Warning: This post contains spoilers for 'The Handmaid's Tale' season five episode eight, 'Motherland' and Margaret Atwood's novel The Testaments.
Blessed be the Fruit Loops!
Margaret Atwood mastered the art of description decades ago. Using the five senses, metaphors, and monologues, she transports us into the minds of her characters, while bringing intangible thoughts and feelings to life. When Hulu decided to adapt her books into a television series, they developed their own toolkit, and borrowed some of her techniques, hoping to reproduce that effect. They used facial expressions, pauses between words, and camera tricks, and they created a fully immersive narrative--one that could almost convince us that we were in June's position, moving back and forth, staring up at the ceiling, while Fred performed the ceremony, confined to her room, slowly going mad.

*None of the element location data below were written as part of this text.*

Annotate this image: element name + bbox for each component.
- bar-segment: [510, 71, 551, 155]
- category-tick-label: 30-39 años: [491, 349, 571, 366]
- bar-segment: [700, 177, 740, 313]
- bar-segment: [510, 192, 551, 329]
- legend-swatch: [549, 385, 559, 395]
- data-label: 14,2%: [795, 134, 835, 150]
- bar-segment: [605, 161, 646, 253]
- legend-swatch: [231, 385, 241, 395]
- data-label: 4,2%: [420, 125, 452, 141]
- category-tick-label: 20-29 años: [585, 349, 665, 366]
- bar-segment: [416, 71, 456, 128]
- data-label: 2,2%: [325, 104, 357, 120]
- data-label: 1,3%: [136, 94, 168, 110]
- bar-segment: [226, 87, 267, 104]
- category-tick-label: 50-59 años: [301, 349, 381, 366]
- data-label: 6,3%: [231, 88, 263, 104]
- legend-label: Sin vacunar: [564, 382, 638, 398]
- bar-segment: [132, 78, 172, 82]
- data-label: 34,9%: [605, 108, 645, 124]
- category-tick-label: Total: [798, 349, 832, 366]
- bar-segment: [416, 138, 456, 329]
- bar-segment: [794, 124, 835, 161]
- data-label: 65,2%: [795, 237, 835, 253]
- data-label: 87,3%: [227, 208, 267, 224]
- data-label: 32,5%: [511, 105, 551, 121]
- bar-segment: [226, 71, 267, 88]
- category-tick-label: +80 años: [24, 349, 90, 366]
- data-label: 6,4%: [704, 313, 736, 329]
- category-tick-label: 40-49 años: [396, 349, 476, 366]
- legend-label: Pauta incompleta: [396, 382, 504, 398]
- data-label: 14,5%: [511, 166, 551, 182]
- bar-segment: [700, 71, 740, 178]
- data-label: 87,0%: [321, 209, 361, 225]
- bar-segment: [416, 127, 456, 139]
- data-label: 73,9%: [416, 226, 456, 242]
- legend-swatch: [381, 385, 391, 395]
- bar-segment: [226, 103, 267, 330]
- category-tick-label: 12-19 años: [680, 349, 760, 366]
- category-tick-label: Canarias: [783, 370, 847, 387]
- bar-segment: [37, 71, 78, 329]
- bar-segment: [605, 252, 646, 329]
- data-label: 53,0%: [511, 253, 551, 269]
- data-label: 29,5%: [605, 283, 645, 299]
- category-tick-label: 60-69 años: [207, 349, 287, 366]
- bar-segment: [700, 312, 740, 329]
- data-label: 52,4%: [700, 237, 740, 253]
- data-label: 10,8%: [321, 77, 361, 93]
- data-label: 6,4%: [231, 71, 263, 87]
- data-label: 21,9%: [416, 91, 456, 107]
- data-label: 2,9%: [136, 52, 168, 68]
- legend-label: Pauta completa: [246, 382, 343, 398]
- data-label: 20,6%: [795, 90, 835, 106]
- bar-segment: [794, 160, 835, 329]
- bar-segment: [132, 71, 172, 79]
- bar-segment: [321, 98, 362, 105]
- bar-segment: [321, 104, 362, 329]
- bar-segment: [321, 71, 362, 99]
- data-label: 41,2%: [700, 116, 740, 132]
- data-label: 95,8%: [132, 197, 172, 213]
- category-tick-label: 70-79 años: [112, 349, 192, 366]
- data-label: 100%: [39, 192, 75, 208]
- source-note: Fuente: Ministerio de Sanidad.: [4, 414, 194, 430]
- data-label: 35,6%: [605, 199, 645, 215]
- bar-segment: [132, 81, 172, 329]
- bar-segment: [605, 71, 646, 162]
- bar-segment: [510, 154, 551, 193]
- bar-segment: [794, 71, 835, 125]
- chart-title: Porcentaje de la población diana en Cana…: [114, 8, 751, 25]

We felt every single thing she felt, and we absorbed every second of it, almost to the point where we couldn't take it anymore. Many fans had to leave the series behind, simply because it was too difficult to watch. They loved it, but walking in June's shoes was torture.
During that torment, one thing kept her alive and sane: her daughter Hannah. June believed that if she could just find Hannah and rescue her, everything would be OK. She'd spend hours dreaming about their trip to the aquarium--jellyfish swimming through the water--and the morning they made pancakes with chocolate chips, and she held on to that, using it to get her through, even as she was enslaved, beaten, and violated.
When the pain is just too much, all hope is lost and your world becomes tainted by something as horrific as Gilead, you need a reason to live. Without that, you'll just throw yourself over a cliff; you'll say something wrong or act out, and you'll be killed or sent to the colonies. In an environment that strict, obedience has to be bearable, and Hannah made it bearable.